Clouds cloak and darken the morning sky as though it's earlier than it really is. Hazelle fell asleep listening to torrents pounding on the roof and awoke several minutes after her alarm clock sounded. Now she hurries down the pathway from the house as she chews the last bit of her slice of bread smeared with goat butter.

Haymitch never gave her a set work schedule but Hazelle holds herself to one anyway, and she's a little late today. It took a few long days that first week to clear the house of its mess, and now it only takes a few hours to keep the house in order. But she'd rather start sooner than end later.

Until a few days ago, she would pause her work to discuss what the workers needed with Haymitch and how to go about it. She liked those days, drinking coffee with him and leaving the house cleaner with food for her children and a mission to help the community. Then, Haymitch began to venture down to the construction site himself to meet with the supervisors there, and he doesn't ask much of Hazelle anymore. She expected as much but still feels disappointed; it was refreshing to help in a way she normally doesn't.

Gale said it was people like Hazelle who would rebuild the district. She's sure he meant the diligent laborer type; all she was contributing then was mended clothes and one man's clean house. Now Hazelle can say a bit more than that, how she directed the new teams of workers into spare rooms throughout the Village and eased their transition to Twelve's underwhelming condition. She wishes Gale knew that.

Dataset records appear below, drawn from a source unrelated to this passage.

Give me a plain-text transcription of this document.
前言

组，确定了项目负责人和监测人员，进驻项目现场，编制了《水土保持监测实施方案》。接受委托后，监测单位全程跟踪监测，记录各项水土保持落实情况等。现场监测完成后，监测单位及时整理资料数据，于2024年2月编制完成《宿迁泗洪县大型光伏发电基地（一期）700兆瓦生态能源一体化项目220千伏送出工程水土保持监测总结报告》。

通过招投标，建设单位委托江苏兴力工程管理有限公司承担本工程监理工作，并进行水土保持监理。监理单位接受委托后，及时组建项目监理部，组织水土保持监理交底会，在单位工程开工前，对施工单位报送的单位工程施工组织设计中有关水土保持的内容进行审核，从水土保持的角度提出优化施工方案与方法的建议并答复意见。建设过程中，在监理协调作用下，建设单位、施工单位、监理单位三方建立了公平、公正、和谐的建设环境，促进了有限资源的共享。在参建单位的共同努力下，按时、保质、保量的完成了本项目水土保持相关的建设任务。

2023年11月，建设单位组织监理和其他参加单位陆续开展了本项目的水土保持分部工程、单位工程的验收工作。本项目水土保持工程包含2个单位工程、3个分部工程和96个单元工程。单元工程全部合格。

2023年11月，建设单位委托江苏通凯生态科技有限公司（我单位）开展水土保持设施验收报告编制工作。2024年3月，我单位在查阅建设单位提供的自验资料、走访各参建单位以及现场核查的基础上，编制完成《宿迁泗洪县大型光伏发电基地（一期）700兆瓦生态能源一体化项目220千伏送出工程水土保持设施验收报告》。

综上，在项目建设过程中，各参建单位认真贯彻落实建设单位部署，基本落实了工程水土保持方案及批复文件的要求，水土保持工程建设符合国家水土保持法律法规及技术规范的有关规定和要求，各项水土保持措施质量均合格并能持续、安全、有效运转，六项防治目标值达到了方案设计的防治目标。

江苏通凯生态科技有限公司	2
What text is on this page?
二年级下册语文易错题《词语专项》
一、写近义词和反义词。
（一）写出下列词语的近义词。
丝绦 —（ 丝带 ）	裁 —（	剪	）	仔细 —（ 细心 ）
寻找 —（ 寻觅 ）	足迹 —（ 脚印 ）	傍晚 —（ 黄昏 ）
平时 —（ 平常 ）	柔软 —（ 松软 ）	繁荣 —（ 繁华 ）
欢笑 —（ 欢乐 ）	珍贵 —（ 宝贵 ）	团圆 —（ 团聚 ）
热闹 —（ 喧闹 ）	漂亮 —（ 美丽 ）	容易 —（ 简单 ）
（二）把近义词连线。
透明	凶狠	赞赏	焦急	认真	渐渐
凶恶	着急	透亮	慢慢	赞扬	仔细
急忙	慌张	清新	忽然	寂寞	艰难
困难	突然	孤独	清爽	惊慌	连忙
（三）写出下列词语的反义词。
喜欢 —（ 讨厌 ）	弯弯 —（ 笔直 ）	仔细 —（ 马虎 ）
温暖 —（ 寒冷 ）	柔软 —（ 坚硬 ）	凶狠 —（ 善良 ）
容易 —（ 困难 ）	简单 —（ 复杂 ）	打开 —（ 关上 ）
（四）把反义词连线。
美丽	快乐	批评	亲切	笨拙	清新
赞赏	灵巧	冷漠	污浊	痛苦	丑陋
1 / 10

She also wishes he'd call her back so she could straighten the situation with Rory out. Hazelle wills herself to not think about Gale until he's either right in front of her or on the phone with her. In the meantime, as excruciating as it is, there's nothing else she can do. She can't confront Greasy Sae yet for fear of making matters worse. She can't bring herself to seek out Katniss, either, which makes her heart ache just as much as it does keeping the truth from Rory, like Gale kept the truth from her.

As she enters Haymitch's house, Hazelle is greeted by sounds from the kitchen. She goes to state her arrival; it's not wise to startle him. Though he doesn't seem to mind waking to sounds of a possible intruder in his house, so long as they're in a different room.

Peaking into the kitchen, she only sees Peeta Mellark moving about, and he doesn't startle when he sees her.

"Hello, Missus Hawthorne." He crumples a cardboard box between his hands before stuffing it into the garbage bin. "Just restocking for him. He left without the food part of his rations yesterday. Lucky thing I was there getting more flour today."

She's about to ask what he means when he pointedly opens a cabinet, and then she understands: whatever new food Peeta has put in the pantry or refrigerator is offset by the new liquor bottles in the cabinet. Hazelle frowns at the sight. "Those are part of his rations?"

Peeta nods with a sad, knowing look. "I think Haymitch is the only reason alcohol's still sent here. Anyone else would have to place an order and wait forever."

She watches him bat the cabinet door shut and asks, "Is Haymitch here?"

"No, he's over at Katniss' for breakfast. I'm headed there next to scrape up what leftovers I can. Might have to fight Buttercup for them," Peeta jokes.

Hazelle cracks a smile but feels uneasy all the same. While she doesn't know what all his hijacking entails now that he's been medically cleared, she's kept Peeta at arm's length regardless, for other reasons. Still, they're neighbors now, and she's darned his socks and he's baked her family bread, and it's not as though he isn't a nice enough boy.

Before she can say something about getting to work, Peeta rubs his neck and asks, "Hey, Missus Hawthorne?"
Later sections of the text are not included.